The Pharmaceutical Care Skills Lab (PSCL) is a practical, patient care lab, rather than bench or scientific laboratory. It is a 3 hour time block when students are gathered to learn and practice pharmaceutical care skills using role-play to enact patient care scenarios. According to ASHP (American Society of Health System Pharmacy), Pharmaceutical Care is the “direct, responsible provision of medication related care for the purpose of achieving definite outcomes that improve a patient’s quality of life.” Currently, the Bachelors of Pharmacy curriculum at Makerere is mostly basic science-based didactic teaching. Of course the usual pharmacology (how drugs work in the body) and therapeutics (how drugs are used to treat diseases) are taught but students don’t formally learn and practice the skills needed to help improve the health of actual patients like how to communicate with other healthcare providers and how to educate patients and how to utilize drug information resources to identify and make recommendations about drug therapy problems that could interfere with the patient’s best health outcome.

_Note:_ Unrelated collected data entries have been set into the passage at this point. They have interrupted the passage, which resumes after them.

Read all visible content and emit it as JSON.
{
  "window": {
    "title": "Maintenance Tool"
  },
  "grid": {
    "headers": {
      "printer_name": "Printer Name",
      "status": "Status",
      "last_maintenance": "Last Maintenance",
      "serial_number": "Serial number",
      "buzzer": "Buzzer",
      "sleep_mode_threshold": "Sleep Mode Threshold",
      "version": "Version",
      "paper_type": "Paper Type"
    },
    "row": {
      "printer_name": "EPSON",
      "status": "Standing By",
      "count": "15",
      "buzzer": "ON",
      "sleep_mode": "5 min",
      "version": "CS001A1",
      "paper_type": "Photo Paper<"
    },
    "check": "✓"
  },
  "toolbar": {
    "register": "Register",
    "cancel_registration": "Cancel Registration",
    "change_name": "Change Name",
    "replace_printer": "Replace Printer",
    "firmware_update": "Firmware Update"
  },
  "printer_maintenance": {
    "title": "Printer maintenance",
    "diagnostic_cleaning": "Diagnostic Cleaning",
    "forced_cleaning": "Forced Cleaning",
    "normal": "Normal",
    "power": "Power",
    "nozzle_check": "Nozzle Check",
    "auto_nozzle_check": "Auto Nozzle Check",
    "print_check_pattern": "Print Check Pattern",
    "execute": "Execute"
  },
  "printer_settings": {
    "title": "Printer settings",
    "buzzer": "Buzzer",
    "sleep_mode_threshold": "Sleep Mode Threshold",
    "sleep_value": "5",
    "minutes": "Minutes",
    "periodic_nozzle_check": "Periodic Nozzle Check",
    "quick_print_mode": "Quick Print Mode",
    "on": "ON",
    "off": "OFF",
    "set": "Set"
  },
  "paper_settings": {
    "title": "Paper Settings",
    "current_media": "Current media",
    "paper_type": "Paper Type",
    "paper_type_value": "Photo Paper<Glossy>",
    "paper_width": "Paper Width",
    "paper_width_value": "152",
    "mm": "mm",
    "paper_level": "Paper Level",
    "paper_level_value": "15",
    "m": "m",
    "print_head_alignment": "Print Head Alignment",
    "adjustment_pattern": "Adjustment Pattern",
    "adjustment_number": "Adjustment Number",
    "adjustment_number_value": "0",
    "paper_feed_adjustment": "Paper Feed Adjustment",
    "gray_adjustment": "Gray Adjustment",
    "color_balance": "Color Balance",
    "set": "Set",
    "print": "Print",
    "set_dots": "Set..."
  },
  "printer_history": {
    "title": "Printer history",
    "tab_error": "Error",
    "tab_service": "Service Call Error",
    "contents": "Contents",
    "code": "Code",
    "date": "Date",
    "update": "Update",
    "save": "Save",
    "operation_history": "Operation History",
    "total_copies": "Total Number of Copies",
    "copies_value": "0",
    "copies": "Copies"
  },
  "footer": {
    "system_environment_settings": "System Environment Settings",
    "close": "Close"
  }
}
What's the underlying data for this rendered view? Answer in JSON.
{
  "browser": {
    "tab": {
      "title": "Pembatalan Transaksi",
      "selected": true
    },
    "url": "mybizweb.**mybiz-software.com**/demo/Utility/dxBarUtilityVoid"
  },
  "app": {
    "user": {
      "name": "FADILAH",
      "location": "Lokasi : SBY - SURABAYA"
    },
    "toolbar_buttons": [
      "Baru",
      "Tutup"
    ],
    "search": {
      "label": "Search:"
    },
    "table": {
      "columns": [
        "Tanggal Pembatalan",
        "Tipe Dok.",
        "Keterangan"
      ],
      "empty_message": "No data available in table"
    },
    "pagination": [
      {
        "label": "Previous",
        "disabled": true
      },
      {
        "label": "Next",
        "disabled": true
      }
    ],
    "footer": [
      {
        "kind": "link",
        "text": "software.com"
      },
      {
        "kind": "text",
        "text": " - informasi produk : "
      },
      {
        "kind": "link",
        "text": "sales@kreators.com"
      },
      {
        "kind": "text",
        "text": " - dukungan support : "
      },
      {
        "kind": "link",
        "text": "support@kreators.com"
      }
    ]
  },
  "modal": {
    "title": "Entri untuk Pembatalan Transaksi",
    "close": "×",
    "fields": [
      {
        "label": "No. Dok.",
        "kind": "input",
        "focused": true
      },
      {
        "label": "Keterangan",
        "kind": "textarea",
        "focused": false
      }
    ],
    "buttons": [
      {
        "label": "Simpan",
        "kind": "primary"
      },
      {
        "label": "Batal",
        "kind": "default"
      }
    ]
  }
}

The PCSL course we have developed will also include an experiential component where the Pharmacy Students will be going to Mulago National Referral Hospital on a weekly basis to put into use, under the supervision of the Pharmacy Interns and Pharmacists, the PC skills they are learning in class. They will also focus on meeting and getting to know patients with the diseases they are studying in class so they get a better idea of how the illnesses and drug therapies are impacting, both negatively and positively, the patient’s life.
This morning we have a meeting between faculty and Pharmacists at Mulago Hospital to figure out how the experiential component will work. We are all in agreement that this is a good idea and will be very helpful to the student’s growth as they learn to be pharmacists, but the logistics are going to be tricky. We will most definitely have to figure out a compromise that doesn’t adversely affect the learning program of the Pharmacy Interns (these are recently graduated pharmacy students who are in a year of internship prior to becoming fully licensed pharmacists) or the goals we have set forward for the Pharmacy Students. One thing I’ve learned through my 26 years as a Pharmacist and 11 years as a Pharmacy Professor is that flexibility is going to be key as we start new programs. We will have to adjust as we go so that all needs are met. One way to help this process along is to try to see the situation from the others’ point of view. We will need to keep our eyes focused on the larger purpose of this new PCSL, which is to be part of the solution to advance Pharmacy Practice so that the lives and health of the patients in Uganda are changed for the better.